Internationale Beobachter sehen noch einen anderen Zusammenhang. Das in Regierungskreisen ungeliebte und seit Jahren verhinderte internationale Tribunal könnte zum Scheitern verurteilt sein, bevor es überhaupt begonnen hat. Hun Sen, der als ehemaliger Angehöriger der Roten Khmer keinerlei Interesse daran hat, die Gräueltaten des Pol-Pot-Regimes aufarbeiten zu lassen, scheint jedes Mittel recht zu sein, um das auf Druck der Vereinten Nationen vorbereitete Tribunal endgültig zu verhindern.

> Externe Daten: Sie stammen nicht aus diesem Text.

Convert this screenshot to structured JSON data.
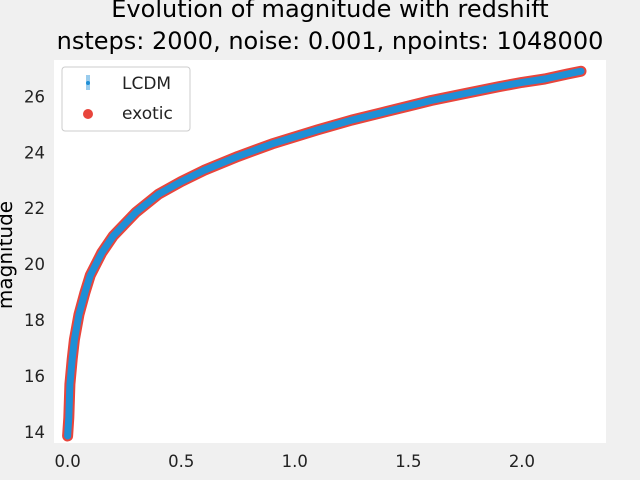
{
  "chart_data": {
    "type": "scatter",
    "title": "Evolution of magnitude with redshift",
    "subtitle": "nsteps: 2000, noise: 0.001, npoints: 1048000",
    "xlabel": "",
    "ylabel": "magnitude",
    "xlim": [
      -0.06,
      2.37
    ],
    "ylim": [
      13.6,
      27.3
    ],
    "xticks": [
      0.0,
      0.5,
      1.0,
      1.5,
      2.0
    ],
    "xtick_labels": [
      "0.0",
      "0.5",
      "1.0",
      "1.5",
      "2.0"
    ],
    "yticks": [
      14,
      16,
      18,
      20,
      22,
      24,
      26
    ],
    "ytick_labels": [
      "14",
      "16",
      "18",
      "20",
      "22",
      "24",
      "26"
    ],
    "grid": false,
    "legend_position": "top-left",
    "series": [
      {
        "name": "exotic",
        "color": "#e8453c",
        "marker": "circle",
        "x": [
          0.0,
          0.005,
          0.01,
          0.02,
          0.03,
          0.05,
          0.075,
          0.1,
          0.15,
          0.2,
          0.3,
          0.4,
          0.5,
          0.6,
          0.75,
          0.9,
          1.0,
          1.1,
          1.25,
          1.4,
          1.5,
          1.6,
          1.75,
          1.9,
          2.0,
          2.1,
          2.2,
          2.26
        ],
        "y": [
          13.85,
          14.5,
          15.7,
          16.6,
          17.3,
          18.2,
          18.95,
          19.6,
          20.4,
          21.0,
          21.85,
          22.5,
          22.95,
          23.35,
          23.85,
          24.3,
          24.55,
          24.8,
          25.15,
          25.45,
          25.65,
          25.85,
          26.1,
          26.35,
          26.5,
          26.62,
          26.8,
          26.9
        ]
      },
      {
        "name": "LCDM",
        "color": "#1f8fd6",
        "marker": "errorbar",
        "x": [
          0.0,
          0.005,
          0.01,
          0.02,
          0.03,
          0.05,
          0.075,
          0.1,
          0.15,
          0.2,
          0.3,
          0.4,
          0.5,
          0.6,
          0.75,
          0.9,
          1.0,
          1.1,
          1.25,
          1.4,
          1.5,
          1.6,
          1.75,
          1.9,
          2.0,
          2.1,
          2.2,
          2.26
        ],
        "y": [
          13.85,
          14.5,
          15.7,
          16.6,
          17.3,
          18.2,
          18.95,
          19.6,
          20.4,
          21.0,
          21.85,
          22.5,
          22.95,
          23.35,
          23.85,
          24.3,
          24.55,
          24.8,
          25.15,
          25.45,
          25.65,
          25.85,
          26.1,
          26.35,
          26.5,
          26.62,
          26.8,
          26.9
        ]
      }
    ]
  }
}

Dabei lässt der Ministerpräsident zunehmend demokratische Spielregeln außer Acht.
Die Geberländer, die 1997 schon einmal ihre Mittel eingefroren und Projektmitarbeiter aus Kambodscha abgezogen hatten, muss es alarmieren, dass Hun Sen vor kurzem Waffenlieferungen an Rebellen- und Terrorgruppen in Asien zugegeben hat. Die angeblich inzwischen gestoppten Lieferungen seien an die "Befreiungstiger von Tamil Eelam" (LTTE) in Sri Lanka, die militante Muslimgruppe Abu Sayyafs auf den Philippinen und Rebellen der Karen-Volksgruppe in Myanmar (Burma) gegangen. Da klingt es wie Hohn, dass erst kürzlich der Asien-Sonderbeauftragte Christopher Hill Kambodscha einen wichtigen Verbündeten im Kampf gegen den Terror genannt hat.
Die Geberländer haben ihre Hilfe unter anderem an die Einhaltung der Menschenrechte und an Fortschritte im Umweltschutz und im Kampf gegen Korruption geknüpft.